Ah, the beauty and the power of ice.

All the necessary elements came together this weekend to make quite a spectacular event right behind my house.

The first element was frozen ground. And this, according to our local television station, KSNT, Topeka, has been the wettest winter — ever. So when it rained Saturday night, the ground was frozen and the water had absolutely nowhere to go but directly into rivers and streams. These bodies of water rose quickly and stayed that way until early this morning.

So, we got an early treat this year when the lake filled up (the river floods into the lake each time it get beyond a certain point). But this wasn’t what made the event awesome. Sunday morning the lake was full. Both islands in the middle of it were completely underwater. It was still cold so the lake was coated in a layer of ice. It was something I’d never seen before when the lake was flooded. Seen ice on it plenty of times, but only when it is at normal levels.

Still, this wasn’t the best part.

The lake continued to freeze throughout Monday while waters continued to be high. If it wasn’t for my poodle waking me up at 12:30 a.m. this morning I would have missed the best part — the most fascinating part.

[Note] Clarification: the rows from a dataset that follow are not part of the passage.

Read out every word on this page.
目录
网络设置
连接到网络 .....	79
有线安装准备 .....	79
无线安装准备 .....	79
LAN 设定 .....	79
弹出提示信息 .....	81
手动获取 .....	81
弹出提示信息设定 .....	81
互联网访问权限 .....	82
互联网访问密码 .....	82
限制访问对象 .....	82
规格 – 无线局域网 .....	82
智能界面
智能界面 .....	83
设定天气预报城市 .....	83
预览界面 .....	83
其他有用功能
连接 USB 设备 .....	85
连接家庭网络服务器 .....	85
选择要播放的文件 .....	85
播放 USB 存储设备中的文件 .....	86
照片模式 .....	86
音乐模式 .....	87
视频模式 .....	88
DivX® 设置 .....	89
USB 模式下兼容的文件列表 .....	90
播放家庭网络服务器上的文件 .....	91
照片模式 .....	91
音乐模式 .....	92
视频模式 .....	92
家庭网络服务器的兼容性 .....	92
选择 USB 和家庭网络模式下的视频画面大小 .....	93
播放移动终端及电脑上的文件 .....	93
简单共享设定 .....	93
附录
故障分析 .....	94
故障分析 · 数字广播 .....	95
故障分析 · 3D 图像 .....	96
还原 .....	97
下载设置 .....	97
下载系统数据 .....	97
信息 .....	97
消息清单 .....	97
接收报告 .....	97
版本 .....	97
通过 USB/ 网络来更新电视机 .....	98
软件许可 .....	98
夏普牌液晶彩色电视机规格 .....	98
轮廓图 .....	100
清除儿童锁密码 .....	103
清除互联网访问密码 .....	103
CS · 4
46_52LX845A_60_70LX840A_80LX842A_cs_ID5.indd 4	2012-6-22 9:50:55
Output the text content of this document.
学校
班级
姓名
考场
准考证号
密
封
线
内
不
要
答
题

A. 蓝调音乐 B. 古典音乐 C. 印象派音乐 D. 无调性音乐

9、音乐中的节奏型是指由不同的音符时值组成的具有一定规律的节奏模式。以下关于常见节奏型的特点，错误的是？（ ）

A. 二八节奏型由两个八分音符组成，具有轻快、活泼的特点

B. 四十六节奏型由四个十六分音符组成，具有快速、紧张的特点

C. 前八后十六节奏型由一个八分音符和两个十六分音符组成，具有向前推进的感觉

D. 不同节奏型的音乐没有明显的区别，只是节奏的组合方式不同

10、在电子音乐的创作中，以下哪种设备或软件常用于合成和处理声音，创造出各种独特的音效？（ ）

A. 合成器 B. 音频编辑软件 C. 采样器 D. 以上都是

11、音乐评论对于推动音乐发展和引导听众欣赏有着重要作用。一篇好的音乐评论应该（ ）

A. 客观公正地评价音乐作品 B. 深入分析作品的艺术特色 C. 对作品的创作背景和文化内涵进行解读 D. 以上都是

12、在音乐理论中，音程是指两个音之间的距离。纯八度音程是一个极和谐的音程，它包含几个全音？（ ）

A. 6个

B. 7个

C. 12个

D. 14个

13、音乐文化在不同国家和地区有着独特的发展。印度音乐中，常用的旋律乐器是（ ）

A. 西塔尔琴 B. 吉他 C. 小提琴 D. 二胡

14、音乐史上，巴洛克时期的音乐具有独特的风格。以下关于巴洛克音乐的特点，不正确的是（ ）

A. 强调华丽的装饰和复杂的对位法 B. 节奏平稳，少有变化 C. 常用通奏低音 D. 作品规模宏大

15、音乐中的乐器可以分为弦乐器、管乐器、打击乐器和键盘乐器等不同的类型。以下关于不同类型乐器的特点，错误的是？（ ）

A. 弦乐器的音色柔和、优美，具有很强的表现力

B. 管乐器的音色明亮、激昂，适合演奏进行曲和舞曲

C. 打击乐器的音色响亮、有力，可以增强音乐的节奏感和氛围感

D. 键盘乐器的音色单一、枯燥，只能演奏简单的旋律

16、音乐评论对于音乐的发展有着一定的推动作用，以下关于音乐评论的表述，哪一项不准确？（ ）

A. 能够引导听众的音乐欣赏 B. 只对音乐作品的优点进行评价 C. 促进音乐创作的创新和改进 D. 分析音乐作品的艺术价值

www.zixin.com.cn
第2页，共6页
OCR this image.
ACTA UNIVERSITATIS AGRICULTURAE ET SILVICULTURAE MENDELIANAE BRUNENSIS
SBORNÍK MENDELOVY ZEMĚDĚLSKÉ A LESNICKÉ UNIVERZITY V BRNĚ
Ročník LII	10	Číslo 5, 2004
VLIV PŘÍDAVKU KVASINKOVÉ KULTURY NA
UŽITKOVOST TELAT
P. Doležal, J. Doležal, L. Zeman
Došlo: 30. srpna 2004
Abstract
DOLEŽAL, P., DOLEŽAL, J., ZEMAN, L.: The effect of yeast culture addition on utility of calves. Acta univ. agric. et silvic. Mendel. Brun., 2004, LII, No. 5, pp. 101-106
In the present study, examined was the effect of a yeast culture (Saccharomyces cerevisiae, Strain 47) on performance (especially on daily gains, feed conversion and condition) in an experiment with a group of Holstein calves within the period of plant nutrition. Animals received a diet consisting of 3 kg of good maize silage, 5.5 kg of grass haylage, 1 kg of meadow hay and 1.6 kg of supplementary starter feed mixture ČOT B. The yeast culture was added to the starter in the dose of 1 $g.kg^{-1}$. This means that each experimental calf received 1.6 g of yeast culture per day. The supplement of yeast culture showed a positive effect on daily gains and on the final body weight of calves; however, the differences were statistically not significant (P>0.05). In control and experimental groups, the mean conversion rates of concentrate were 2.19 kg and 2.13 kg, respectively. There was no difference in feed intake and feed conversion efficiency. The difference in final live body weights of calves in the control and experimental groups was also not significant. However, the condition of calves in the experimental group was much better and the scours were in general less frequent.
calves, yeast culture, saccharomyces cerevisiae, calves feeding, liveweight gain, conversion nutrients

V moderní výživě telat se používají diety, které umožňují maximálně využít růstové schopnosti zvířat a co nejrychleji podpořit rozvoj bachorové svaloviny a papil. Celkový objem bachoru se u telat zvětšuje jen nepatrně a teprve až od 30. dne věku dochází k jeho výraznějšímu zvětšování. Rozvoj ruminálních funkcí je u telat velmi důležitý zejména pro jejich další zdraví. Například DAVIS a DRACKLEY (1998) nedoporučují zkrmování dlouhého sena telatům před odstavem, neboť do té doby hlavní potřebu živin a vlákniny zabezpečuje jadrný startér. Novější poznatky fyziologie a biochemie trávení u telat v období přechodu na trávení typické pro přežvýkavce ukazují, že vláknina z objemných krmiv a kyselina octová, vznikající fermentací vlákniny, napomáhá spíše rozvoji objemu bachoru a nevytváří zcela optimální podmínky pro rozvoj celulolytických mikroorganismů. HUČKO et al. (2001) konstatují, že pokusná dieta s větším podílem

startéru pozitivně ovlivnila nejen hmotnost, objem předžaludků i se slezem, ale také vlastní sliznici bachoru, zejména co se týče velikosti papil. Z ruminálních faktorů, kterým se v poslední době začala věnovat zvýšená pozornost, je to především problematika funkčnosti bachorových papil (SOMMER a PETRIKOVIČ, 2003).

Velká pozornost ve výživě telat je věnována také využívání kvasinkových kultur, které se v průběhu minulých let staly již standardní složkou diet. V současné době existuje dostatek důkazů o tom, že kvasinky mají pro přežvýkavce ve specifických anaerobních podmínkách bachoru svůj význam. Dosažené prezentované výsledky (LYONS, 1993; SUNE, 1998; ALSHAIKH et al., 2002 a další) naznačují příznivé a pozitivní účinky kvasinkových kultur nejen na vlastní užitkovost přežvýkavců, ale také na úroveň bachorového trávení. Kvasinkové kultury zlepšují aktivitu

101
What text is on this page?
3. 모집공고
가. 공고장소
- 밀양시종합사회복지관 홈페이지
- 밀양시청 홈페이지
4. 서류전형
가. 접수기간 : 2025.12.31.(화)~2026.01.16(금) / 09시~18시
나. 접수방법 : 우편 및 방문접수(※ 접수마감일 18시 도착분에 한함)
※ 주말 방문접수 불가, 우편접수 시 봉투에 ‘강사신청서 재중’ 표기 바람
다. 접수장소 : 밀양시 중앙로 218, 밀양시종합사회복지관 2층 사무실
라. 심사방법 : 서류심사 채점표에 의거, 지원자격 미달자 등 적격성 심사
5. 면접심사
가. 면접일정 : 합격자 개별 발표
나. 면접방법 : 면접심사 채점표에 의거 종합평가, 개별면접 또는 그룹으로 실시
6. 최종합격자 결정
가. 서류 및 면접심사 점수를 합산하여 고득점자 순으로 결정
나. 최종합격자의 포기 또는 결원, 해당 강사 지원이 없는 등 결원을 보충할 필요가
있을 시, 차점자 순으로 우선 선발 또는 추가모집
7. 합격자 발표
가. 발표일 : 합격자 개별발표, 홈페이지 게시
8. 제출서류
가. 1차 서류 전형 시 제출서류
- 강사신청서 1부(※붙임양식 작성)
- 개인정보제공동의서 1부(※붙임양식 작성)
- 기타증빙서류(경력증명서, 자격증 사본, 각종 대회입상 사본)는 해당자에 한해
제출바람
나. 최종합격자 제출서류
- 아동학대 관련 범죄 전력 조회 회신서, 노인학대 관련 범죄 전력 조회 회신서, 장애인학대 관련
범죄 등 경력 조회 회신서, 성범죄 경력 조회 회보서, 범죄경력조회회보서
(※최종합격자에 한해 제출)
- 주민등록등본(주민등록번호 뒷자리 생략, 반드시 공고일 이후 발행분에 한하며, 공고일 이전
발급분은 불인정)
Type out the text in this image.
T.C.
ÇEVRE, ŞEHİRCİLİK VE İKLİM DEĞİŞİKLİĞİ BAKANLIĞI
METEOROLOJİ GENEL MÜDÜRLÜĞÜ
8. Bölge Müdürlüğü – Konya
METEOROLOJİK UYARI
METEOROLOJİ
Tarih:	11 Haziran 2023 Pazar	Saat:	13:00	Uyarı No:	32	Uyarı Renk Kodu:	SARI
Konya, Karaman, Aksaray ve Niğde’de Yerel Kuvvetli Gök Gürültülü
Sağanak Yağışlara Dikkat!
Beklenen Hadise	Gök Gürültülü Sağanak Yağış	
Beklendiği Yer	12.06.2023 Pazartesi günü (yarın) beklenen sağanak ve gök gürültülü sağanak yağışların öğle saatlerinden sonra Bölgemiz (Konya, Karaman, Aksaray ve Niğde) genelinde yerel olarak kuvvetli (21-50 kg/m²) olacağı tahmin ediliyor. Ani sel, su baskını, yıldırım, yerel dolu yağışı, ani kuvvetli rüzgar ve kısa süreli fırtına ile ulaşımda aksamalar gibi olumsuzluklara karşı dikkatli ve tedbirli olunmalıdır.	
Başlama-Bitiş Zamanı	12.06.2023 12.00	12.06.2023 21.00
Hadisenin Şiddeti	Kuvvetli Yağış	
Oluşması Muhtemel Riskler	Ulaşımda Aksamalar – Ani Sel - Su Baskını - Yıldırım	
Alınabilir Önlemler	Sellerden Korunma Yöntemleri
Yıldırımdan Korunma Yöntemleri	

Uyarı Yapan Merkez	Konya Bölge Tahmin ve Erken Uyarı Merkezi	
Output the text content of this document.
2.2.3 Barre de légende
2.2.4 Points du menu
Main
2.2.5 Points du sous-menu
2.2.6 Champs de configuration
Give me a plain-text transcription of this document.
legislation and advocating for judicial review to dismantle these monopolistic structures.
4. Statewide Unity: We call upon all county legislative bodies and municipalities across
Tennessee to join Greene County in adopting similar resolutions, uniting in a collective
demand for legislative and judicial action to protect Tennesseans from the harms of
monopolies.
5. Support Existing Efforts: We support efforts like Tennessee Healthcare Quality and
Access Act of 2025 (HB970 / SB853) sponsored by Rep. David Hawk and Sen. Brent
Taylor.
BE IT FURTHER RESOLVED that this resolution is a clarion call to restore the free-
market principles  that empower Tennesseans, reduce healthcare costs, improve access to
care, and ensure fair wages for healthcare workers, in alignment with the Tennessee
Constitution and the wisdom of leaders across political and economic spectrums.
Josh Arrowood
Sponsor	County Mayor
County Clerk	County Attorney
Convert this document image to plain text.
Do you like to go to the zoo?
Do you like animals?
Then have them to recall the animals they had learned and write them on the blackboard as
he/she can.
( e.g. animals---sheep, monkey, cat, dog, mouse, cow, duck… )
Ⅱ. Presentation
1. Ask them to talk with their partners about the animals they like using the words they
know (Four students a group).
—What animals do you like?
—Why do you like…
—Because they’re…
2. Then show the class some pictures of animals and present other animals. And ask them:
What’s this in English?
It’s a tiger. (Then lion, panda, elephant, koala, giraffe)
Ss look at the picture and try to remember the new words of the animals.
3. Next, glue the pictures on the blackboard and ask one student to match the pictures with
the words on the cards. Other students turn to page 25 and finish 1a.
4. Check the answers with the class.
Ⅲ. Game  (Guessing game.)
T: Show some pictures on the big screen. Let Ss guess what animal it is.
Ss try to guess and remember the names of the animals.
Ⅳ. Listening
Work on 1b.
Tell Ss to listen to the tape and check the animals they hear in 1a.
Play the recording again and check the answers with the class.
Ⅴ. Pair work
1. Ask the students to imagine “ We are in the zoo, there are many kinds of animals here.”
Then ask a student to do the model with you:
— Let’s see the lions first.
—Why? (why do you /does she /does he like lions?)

I took my dog out in the icy cold air. We were greeted with a lot of noise coming from the lake. It took me a minute to wake up enough to figure out what was going on. That thick crust of ice was cracking and shattering as the water level was descending back into the river.

It was an odd sound. A crack would start at one end of the lake and continue to the other end, where it would shatter the ice there. I heard the ice come back down and hit the surface of the still-solid ice. Even though it was cold, I tucked my poodle into my coat and we just listened. She perked her ears listening to the ice crack and shatter as well. It was a unique situation and I wasn’t sure when or if I’d get to hear it again.

This went on all morning long as the water receded, scaring our outside dog into barking every once in a while. It was an eerie sound. And it startled me at first too.

This morning, both islands were peeking of the water and the ice was still cracking. But it left behind a beautiful scene — ice coated tree trunks and ice coated ground. It was beautiful. I had never seen ice left behind like that. But, I also have not ever seen flood waters go down when it was this cold.

It was a rare opportunity to stop and recognize life. Recognize Mother Nature. It was beautiful. I wish I could adequately describe this to everybody. There are just not enough words to describe how beautiful it was.